# Miracle Grow Fert



## Qwertus (Oct 14, 2008)

Anyone try this type of fert in their tank yet? the local pet store kinda close down now I can only get stuff from online or from HD. If this works I wont have to order online and wait for it to arrive.


----------



## Seattle_Aquarist (Mar 7, 2008)

Hi Qwertus,

Here is a thread that might help you. I personally would not, although it works fine in my garden.


----------



## wicca27 (Oct 13, 2008)

I use jobes plant food spikes cut them up in little pieces and stuck down in the sub. Have not lost any fish or shrimp from them


----------



## bradac56 (May 9, 2007)

I would only recommend Miracle Gro to advanced users, you would have to cap it with a sand substrate to keep it out of your water column. If that happens you will get a massive algae bloom and even with a cap if you disturb it during cleaning or planting the same thing happens.

What I would recommend is that you go to a local orchard or landscaping supply store and pick up a few bags of non-fertilized top-soil which will be the 'real' stuff not the pine bark you get from Home Depot, Lowes, Wal-Mart, etc plus it will be allot cheaper than any of those stores.

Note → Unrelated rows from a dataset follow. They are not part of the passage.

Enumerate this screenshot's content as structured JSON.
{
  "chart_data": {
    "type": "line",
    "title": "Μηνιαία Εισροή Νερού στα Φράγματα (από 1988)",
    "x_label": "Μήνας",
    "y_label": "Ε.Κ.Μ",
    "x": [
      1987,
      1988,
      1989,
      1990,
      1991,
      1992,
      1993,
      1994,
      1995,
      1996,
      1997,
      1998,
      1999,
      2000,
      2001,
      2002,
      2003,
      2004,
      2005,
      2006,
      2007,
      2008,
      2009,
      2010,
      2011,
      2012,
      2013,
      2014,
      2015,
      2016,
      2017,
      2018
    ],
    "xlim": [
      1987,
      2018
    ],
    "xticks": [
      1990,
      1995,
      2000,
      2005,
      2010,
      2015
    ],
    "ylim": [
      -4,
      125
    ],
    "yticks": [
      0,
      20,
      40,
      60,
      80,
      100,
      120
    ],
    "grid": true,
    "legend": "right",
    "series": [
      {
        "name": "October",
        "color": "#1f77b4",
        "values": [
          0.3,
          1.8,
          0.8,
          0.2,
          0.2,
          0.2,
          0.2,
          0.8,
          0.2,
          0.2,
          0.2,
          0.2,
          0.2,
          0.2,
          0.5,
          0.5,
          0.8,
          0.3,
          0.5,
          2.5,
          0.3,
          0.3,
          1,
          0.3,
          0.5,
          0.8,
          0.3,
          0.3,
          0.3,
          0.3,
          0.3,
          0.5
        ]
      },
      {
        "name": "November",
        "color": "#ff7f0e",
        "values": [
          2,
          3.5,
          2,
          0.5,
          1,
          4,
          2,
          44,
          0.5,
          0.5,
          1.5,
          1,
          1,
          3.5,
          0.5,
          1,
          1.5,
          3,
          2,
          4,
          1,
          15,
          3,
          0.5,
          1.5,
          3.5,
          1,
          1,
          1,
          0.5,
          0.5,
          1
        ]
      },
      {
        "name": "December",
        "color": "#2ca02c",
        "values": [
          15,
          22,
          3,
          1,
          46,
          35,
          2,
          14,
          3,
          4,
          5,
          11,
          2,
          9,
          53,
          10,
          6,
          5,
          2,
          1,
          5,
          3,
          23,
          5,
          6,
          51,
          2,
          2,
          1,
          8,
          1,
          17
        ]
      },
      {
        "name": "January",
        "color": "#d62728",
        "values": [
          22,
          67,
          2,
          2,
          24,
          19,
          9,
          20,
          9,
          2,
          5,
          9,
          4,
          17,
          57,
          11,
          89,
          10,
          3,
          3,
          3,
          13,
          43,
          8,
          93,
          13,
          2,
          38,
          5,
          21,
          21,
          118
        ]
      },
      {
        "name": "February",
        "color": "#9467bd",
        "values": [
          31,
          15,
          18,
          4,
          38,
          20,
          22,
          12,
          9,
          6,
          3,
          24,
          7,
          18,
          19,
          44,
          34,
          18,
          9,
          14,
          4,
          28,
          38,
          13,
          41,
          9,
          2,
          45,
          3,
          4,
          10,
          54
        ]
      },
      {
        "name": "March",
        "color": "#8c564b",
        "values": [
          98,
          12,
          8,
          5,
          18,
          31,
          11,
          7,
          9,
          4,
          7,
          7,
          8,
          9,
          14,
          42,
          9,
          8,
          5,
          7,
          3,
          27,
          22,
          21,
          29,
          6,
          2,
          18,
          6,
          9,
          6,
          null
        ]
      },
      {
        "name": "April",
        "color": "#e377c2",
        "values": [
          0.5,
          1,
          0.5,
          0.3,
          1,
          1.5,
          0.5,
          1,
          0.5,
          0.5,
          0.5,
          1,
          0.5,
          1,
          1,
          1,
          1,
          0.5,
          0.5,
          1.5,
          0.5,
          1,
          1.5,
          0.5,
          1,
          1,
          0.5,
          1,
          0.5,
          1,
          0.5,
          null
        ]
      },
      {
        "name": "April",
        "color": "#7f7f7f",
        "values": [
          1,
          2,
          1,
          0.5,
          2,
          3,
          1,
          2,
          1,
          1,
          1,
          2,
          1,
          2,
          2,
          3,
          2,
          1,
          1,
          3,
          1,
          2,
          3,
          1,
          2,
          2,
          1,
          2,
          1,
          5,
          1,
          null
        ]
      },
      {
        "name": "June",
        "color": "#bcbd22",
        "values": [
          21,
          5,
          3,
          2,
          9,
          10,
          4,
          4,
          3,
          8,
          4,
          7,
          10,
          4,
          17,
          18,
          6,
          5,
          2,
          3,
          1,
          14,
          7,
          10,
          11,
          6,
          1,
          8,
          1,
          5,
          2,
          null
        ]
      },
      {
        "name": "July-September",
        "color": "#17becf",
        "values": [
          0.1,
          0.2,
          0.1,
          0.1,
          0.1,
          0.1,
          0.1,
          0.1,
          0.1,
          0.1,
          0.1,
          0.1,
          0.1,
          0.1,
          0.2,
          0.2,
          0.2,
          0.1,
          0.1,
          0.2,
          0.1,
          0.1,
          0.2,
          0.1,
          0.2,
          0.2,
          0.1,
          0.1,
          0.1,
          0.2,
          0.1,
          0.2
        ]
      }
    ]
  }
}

You will still need to cap it with a cheap sand (like pool filter sand) but you won't get algae blooms from it just slightly muddy water for a few hours.

- Brad


----------



## wicca27 (Oct 13, 2008)

I dont use the normal mirical gro soil i use the organic. As for using the blue stuff for ferts i have no idea. Like i said b4 i use job es plantfood spikes with no bad effects on fish or shrimp


----------



## Qwertus (Oct 14, 2008)

I obviously wont use anywhere near the amount directed on the bag. How much did you use in your tanks for those of you who are using it.


----------



## armedbiggiet (May 6, 2006)

Don't do it, from some one had done it... hee hee You would easily get BBA as it just have too much PO4 which land plants need.


----------



## wicca27 (Oct 13, 2008)

Try the jobes spikes i use one whole stick chopped up in a 10 gal with good affects and no animal loss


----------